Henry was very protective of me and my brother, Don.  One day at the store, he took me aside and confronted me with a cellophane-wrapped mailer.

“Here,” he whispered under his breath, “I pulled this sex magazine out of the mail before your mamma saw it.”

I glanced down at the promotional mailer for Men’s Journal — or some such guy magazine — with the featured cover story, “You and Your Prostate: Getting Aquainted.”

“Thanks, Henry,” I replied. “ ’Preciate that.”

Henry was notorious around town as he drove the Dixie Art delivery van, which artist Steve Singer had disguised as a large Checker Cab with Toulouse Lautrec and one of Picasso’s Demoiselles d’Avignon sitting in the back seat.  When Henry backed into a parking spot, pedestrians scattered, thinking there was about to be a collision between a van and a cab.  Henry would just chuckle, “Ain’t nothin’ wrong with that.”

Henry almost ruined my chances of becoming President of the United States. He often helped out at Madewood in the early days.  One weekend, while we were hanging a piece of Sheetrock in an outbuilding, the utility knife in Henry’s hand slipped and glided right over my wrist as I held the panel.

Blood everywhere.  Improvised tourniquet.  Emergency room.  In the block marked Reason for Admission, the nurse had written: “Slashed wrist.”

What if I ever ran for high public office?  I quickly drew Henry into the conversation, describing how the slash was his fault.  The revised form read “Cut received while doing construction.”  If Henry hadn’t passed last week, he and I could have joined the dwindling list of 2012 wannabes.

Henry would have thought, “Ain’t nothin’ wrong with that.”

Henry was a real craftsman and completely renovated his house on Treme Street — in the Treme, of course.  The beating heart of Henry’s complex was “The Shed.”  Henry had at least one of every screw ever produced in a jar or can in that shed.  Odd piece of wood?  Check.  Outsize wing nut?  “Lemme see.  I think I got one of those in back,” Henry would say.

But Henry’s true treasure was “The Pipe.”  An ordinary 60-inch piece of galvanized pipe, it was his all-purpose problem solver.

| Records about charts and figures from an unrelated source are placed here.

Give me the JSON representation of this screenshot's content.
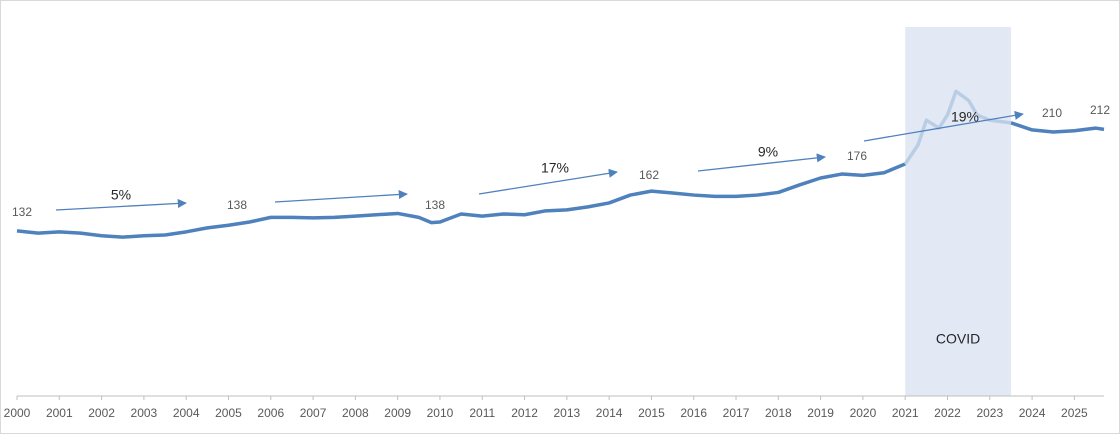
{
  "chart_data": {
    "type": "line",
    "x": [
      2000,
      2000.5,
      2001,
      2001.5,
      2002,
      2002.5,
      2003,
      2003.5,
      2004,
      2004.5,
      2005,
      2005.5,
      2006,
      2006.5,
      2007,
      2007.5,
      2008,
      2008.5,
      2009,
      2009.5,
      2009.8,
      2010,
      2010.5,
      2011,
      2011.5,
      2012,
      2012.5,
      2013,
      2013.5,
      2014,
      2014.5,
      2015,
      2015.5,
      2016,
      2016.5,
      2017,
      2017.5,
      2018,
      2018.5,
      2019,
      2019.5,
      2020,
      2020.5,
      2021,
      2021.3,
      2021.5,
      2021.8,
      2022,
      2022.2,
      2022.5,
      2022.7,
      2023,
      2023.5,
      2024,
      2024.5,
      2025,
      2025.5,
      2025.7
    ],
    "series": [
      {
        "color": "#4f81bd",
        "values": [
          125.7,
          124,
          125,
          124,
          122,
          121,
          122,
          122.6,
          125,
          128,
          130,
          132.5,
          136,
          136,
          135.6,
          136,
          137,
          138,
          139,
          136,
          132,
          132.5,
          138.6,
          137,
          138.6,
          138,
          141,
          141.7,
          144,
          147,
          153,
          156,
          154.6,
          153,
          152,
          152,
          153,
          155,
          160.7,
          166,
          169,
          168,
          170,
          176.7,
          null,
          null,
          null,
          null,
          null,
          null,
          null,
          null,
          208,
          202.6,
          201,
          202,
          204,
          203
        ]
      },
      {
        "color": "#b9cde5",
        "values": [
          null,
          null,
          null,
          null,
          null,
          null,
          null,
          null,
          null,
          null,
          null,
          null,
          null,
          null,
          null,
          null,
          null,
          null,
          null,
          null,
          null,
          null,
          null,
          null,
          null,
          null,
          null,
          null,
          null,
          null,
          null,
          null,
          null,
          null,
          null,
          null,
          null,
          null,
          null,
          null,
          null,
          null,
          null,
          176.7,
          191,
          210,
          204,
          214,
          232,
          225,
          214,
          210,
          208,
          null,
          null,
          null,
          null,
          null
        ]
      }
    ],
    "xlim": [
      2000,
      2025.7
    ],
    "ylim": [
      0,
      300
    ],
    "xticks": [
      2000,
      2001,
      2002,
      2003,
      2004,
      2005,
      2006,
      2007,
      2008,
      2009,
      2010,
      2011,
      2012,
      2013,
      2014,
      2015,
      2016,
      2017,
      2018,
      2019,
      2020,
      2021,
      2022,
      2023,
      2024,
      2025
    ],
    "shade": {
      "x": [
        2021,
        2023.5
      ],
      "label": "COVID",
      "color": "#e2e9f5"
    },
    "levels": [
      132,
      138,
      138,
      162,
      176,
      210,
      212
    ],
    "growth": [
      "5%",
      "17%",
      "9%",
      "19%"
    ]
  }
}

“Wait a minute,” he’d say, “you gonna hurt yourself.  Put that down and let me go get The Pipe.”  Sure enough, with the pipe placed under the front edge of the flatfile, display case or huge-easel-bought-by-Billy-Joel-for-Christie-Brinkley (WAY back then), the hefty item could be rolled along at a brisk clip to its final destination.

When Dixie Art was in the building on Julia Street that now houses the Louisiana Children’s Museum, Henry never minded walking deliveries through the business district and the French Quarter on his way home.  He was tolerant of everyone around him, and loved our customers.

“I dropped off some boards last night at the Gay and Lisbon Center on Rampart,” he told me one morning.  “Nice place, all fixed up.  Good people.”

Ladies from Portugal, anyone?  “Ain’t nothin’ wrong with that.”

As one of his granddaughters recalled at the service last Friday, Henry was always “Tryin’ to make it.”  At least a dozen times a day you’d hear that phrase as customers asked how he was doing.

As I took a final look at Henry, lying beneath the Sevres-pink adornments in the church, my eyes quickly scanned the open casket to see if, like a favorite teddy bear, The Pipe was in there, ready for this earthly Mansion to help the Lord with those many rooms in His Mansion in the Sky.

I’ve never heard anything about a Shed in Heaven.  But there “Ain’t nothin’ wrong with that.”  ‘Cause if St. Peter’s podium needs a shim or has to be moved across the Kingdom, Henry’s there.